Also instead of always replacing the text, it could also be an overlay, where the function call is temporarily expanded in your IDE while in some special mode.
I was surprised it wasn't combined with clangd.
let cell = self.cell_mut(pos);
Becomes: let cell = {
let ref mut this = self;
&mut this.board[usize::from(pos)]
};
Instead of: let cell = &mut self.board[usize::from(pos)];
It did manage to simplify the argument (maybe because it was the same name?) but had to rename `self`.currently my only tool is "jump to definition" & docstr tooltips, but if i could expand those definitions in place... i'd imagine i could grok the code much faster, because i could expand multiple functions and even nested functions, and read the code in one linear flow.
http://number-none.com/blow/john_carmack_on_inlined_code.htm...
> The real enemy addressed by inlining is unexpected dependency and mutation of state, which functional programming solves more directly and completely.
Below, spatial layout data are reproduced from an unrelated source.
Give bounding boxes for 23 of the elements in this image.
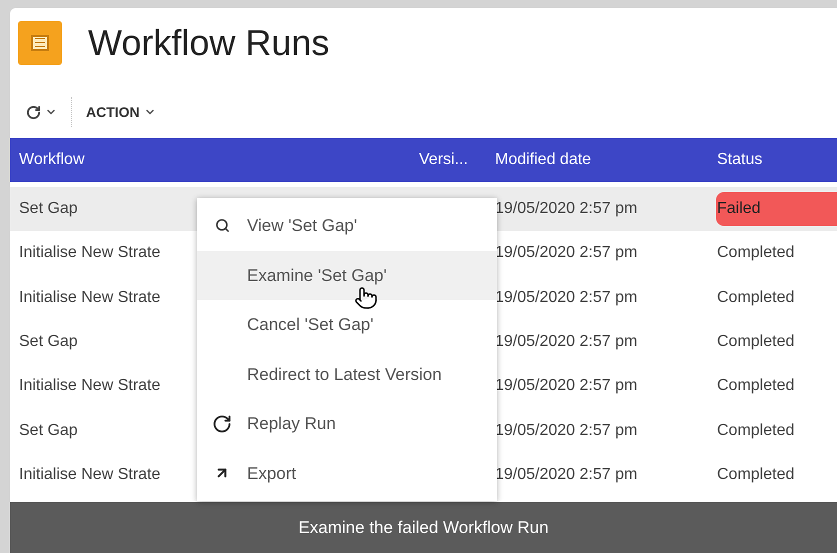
table-cell: Initialise New Strate — [19, 377, 160, 394]
table-cell-text: 19/05/2020 2:57 pm — [495, 243, 638, 264]
table-cell-text: Completed — [717, 376, 796, 396]
table-cell: Set Gap — [19, 333, 78, 350]
status-badge: Failed — [716, 192, 837, 226]
table-cell: Set Gap — [19, 200, 78, 218]
table-cell-text: 19/05/2020 2:57 pm — [495, 288, 638, 308]
table-cell-text: 19/05/2020 2:57 pm — [495, 332, 638, 352]
caption-bar: Examine the failed Workflow Run — [10, 502, 837, 553]
table-cell-text: Completed — [717, 464, 796, 485]
page-title: Workflow Runs — [88, 24, 330, 60]
table-cell-text: 19/05/2020 2:57 pm — [495, 464, 638, 485]
table-cell-text: Completed — [717, 288, 796, 308]
table-cell-text: Completed — [717, 332, 796, 352]
table-cell-text: 19/05/2020 2:57 pm — [495, 199, 638, 220]
table-cell: Initialise New Strate — [19, 244, 160, 262]
table-cell-text: 19/05/2020 2:57 pm — [495, 376, 638, 396]
table-cell: Set Gap — [19, 422, 78, 439]
table-cell: Initialise New Strate — [19, 466, 160, 483]
table-cell-text: Completed — [717, 420, 796, 441]
table-cell-text: 19/05/2020 2:57 pm — [495, 420, 638, 441]
table-cell-text: Completed — [717, 243, 796, 264]
table-cell: Initialise New Strate — [19, 288, 160, 306]
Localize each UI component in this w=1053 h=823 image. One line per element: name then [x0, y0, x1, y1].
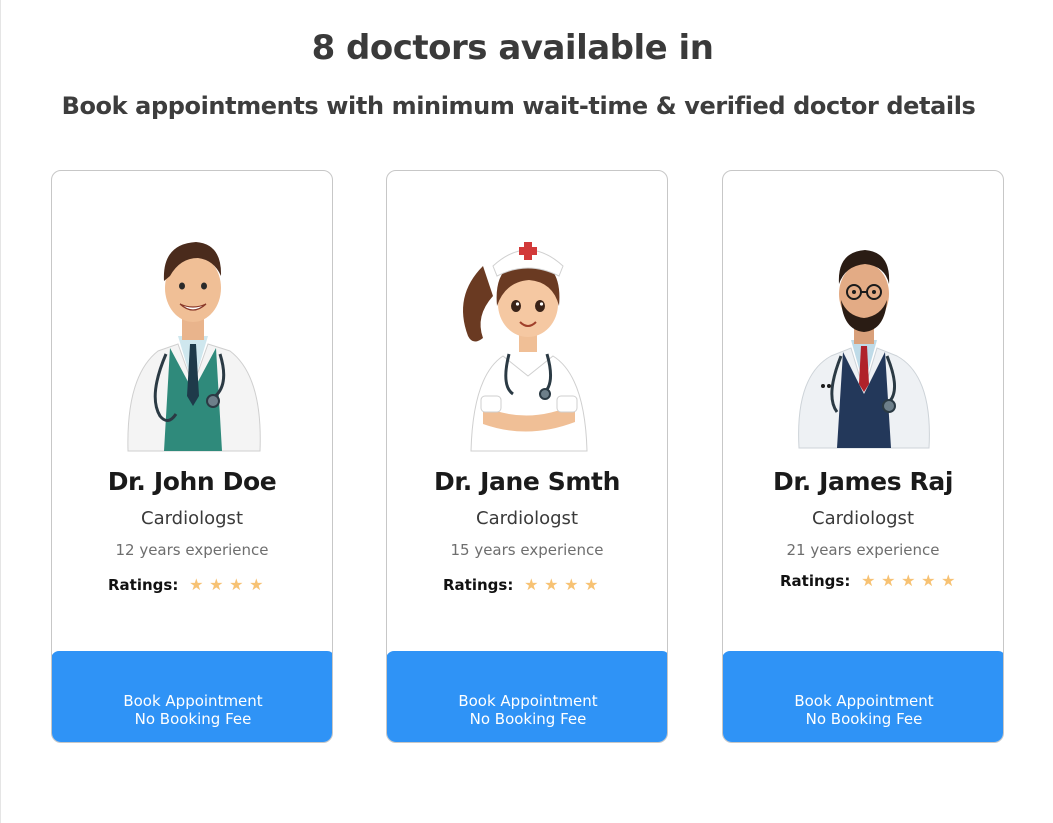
star-icon: ★ — [921, 571, 936, 590]
doctor-ratings: Ratings: ★ ★ ★ ★ ★ — [780, 572, 958, 590]
star-icon: ★ — [584, 575, 599, 594]
star-icon: ★ — [564, 575, 579, 594]
book-appointment-button[interactable]: Book Appointment No Booking Fee — [52, 651, 332, 742]
female-nurse-avatar-icon — [453, 226, 603, 456]
star-icon: ★ — [861, 571, 876, 590]
star-icon: ★ — [209, 575, 224, 594]
star-rating: ★ ★ ★ ★ — [521, 577, 601, 593]
no-booking-fee-label: No Booking Fee — [805, 709, 923, 728]
page-subtitle: Book appointments with minimum wait-time… — [61, 92, 976, 120]
ratings-label: Ratings: — [108, 576, 179, 594]
star-rating: ★ ★ ★ ★ — [186, 577, 266, 593]
ratings-label: Ratings: — [443, 576, 514, 594]
doctor-experience: 12 years experience — [115, 541, 269, 559]
star-rating: ★ ★ ★ ★ ★ — [858, 573, 958, 589]
doctor-card: Dr. James Raj Cardiologst 21 years exper… — [722, 170, 1004, 743]
page-title: 8 doctors available in — [311, 28, 714, 68]
book-appointment-label: Book Appointment — [794, 691, 934, 710]
ratings-label: Ratings: — [780, 572, 851, 590]
star-icon: ★ — [881, 571, 896, 590]
doctor-name: Dr. James Raj — [773, 467, 953, 496]
doctor-name: Dr. Jane Smth — [434, 467, 620, 496]
no-booking-fee-label: No Booking Fee — [134, 709, 252, 728]
no-booking-fee-label: No Booking Fee — [469, 709, 587, 728]
star-icon: ★ — [941, 571, 956, 590]
star-icon: ★ — [524, 575, 539, 594]
star-icon: ★ — [901, 571, 916, 590]
book-appointment-label: Book Appointment — [458, 691, 598, 710]
bearded-doctor-avatar-icon — [789, 226, 939, 456]
doctor-specialty: Cardiologst — [476, 508, 578, 529]
doctor-ratings: Ratings: ★ ★ ★ ★ — [108, 576, 266, 594]
doctor-specialty: Cardiologst — [812, 508, 914, 529]
book-appointment-label: Book Appointment — [123, 691, 263, 710]
doctor-ratings: Ratings: ★ ★ ★ ★ — [443, 576, 601, 594]
doctor-specialty: Cardiologst — [141, 508, 243, 529]
star-icon: ★ — [544, 575, 559, 594]
star-icon: ★ — [249, 575, 264, 594]
star-icon: ★ — [229, 575, 244, 594]
doctor-card: Dr. John Doe Cardiologst 12 years experi… — [51, 170, 333, 743]
male-doctor-avatar-icon — [118, 226, 268, 456]
book-appointment-button[interactable]: Book Appointment No Booking Fee — [723, 651, 1003, 742]
doctor-name: Dr. John Doe — [107, 467, 277, 496]
doctor-experience: 21 years experience — [786, 541, 940, 559]
star-icon: ★ — [189, 575, 204, 594]
doctor-card: Dr. Jane Smth Cardiologst 15 years exper… — [386, 170, 668, 743]
doctor-experience: 15 years experience — [450, 541, 604, 559]
book-appointment-button[interactable]: Book Appointment No Booking Fee — [387, 651, 667, 742]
However, if you are going to make a lot of state changes, having them all happen inline does have advantages; you should be made constantly aware of the full horror of what you are doing. When it gets to be too much to take, figure out how to factor blocks out into pure functions (and don.t let them slide back into impurity!).
Of course, just like rust-analyzer's "Expand macro recursively" command, this could be used as an analysis utility, even better if it works not only on functions but also C/C++ macros.
Yes. But there is no optimal, best single abstraction - the best abstraction is always for a specific purpose you're looking at the code in question. Same code, same programmer, two different tasks - each may command a code structure opposite of the other.
The core problem is that we insist on working with a single-source-of-truth, plaintext representation - and that is not even remotely sufficient to express everything, every cross-cutting concern, in a readable way, at the same time. Inlining is a perfect example, because "few big functions" vs. "lots of small functions" is one of those holy wars that will not end, because the actual answer is "whichever works best, for you, at this moment".
A bluntly-put corollary:
> Refactoring should be process that involves intellectual creativity, involves deeply understanding the intricacy of dependencies and references, not mechanically expanding functions and call it done.
The sad thing is, all that creativity and exertion of mind is wasted work. The more you refactor your code for your current purpose, the harder it will be for you (or someone else) to work with the code for for a different, cross-cutting purpose. Past some point, we're just overfitting the medium of single, flat, plaintext representation.
A tool like this `clang-expand` is an example of a small part of a solution - ideally, you should be able to trivially do those transformations whenever you need, on whatever code you need, mostly for reading but also for writing. As in, inline a bunch of functions, filter out noise, make your changes, and have those changes propagate to where they should in "canonical representation" - the raw source code, which you don't generally look at, any more than you look at object files your compiler produces today.
For me, such a tool, for other languages would have been useful many times as a way to make refactoring less tedious.
What about by-hand-inlining `std::find` makes the code better?
You can already expand macros at call site in any major C++ editor, so why not functions as well?
I would like this mainly just for making source exploration easier. Visual Studio and Clion have a "peek" feature that does something similar, but as a purely UI element, but Emacs' implementation of peek from LSP works much worse.
Moreover things like SFINAE, variadic functions, and macros can make some libraries really opaque. Stuff like loggers, pub-subs, SERDES code... there will be a lot of template complexity and other indirection where this tool would help dramatically in peeling back the layers and could be used in place of breakpoints or a traditional debugger. (And it can often be hard to set up a debug session for large systems).
Can also be useful when you want to take an existing function and customize it for the call site versus write a new helper. For example maybe you want std::find_if() but instead of writing a lambda predicate you want some other code embedded into the body of the loop.
The output seems nice enough it should be possible to integrate it with Emacs to show as overlay, vs. actually replacing code - though in practice, I'd probably want a mix of both.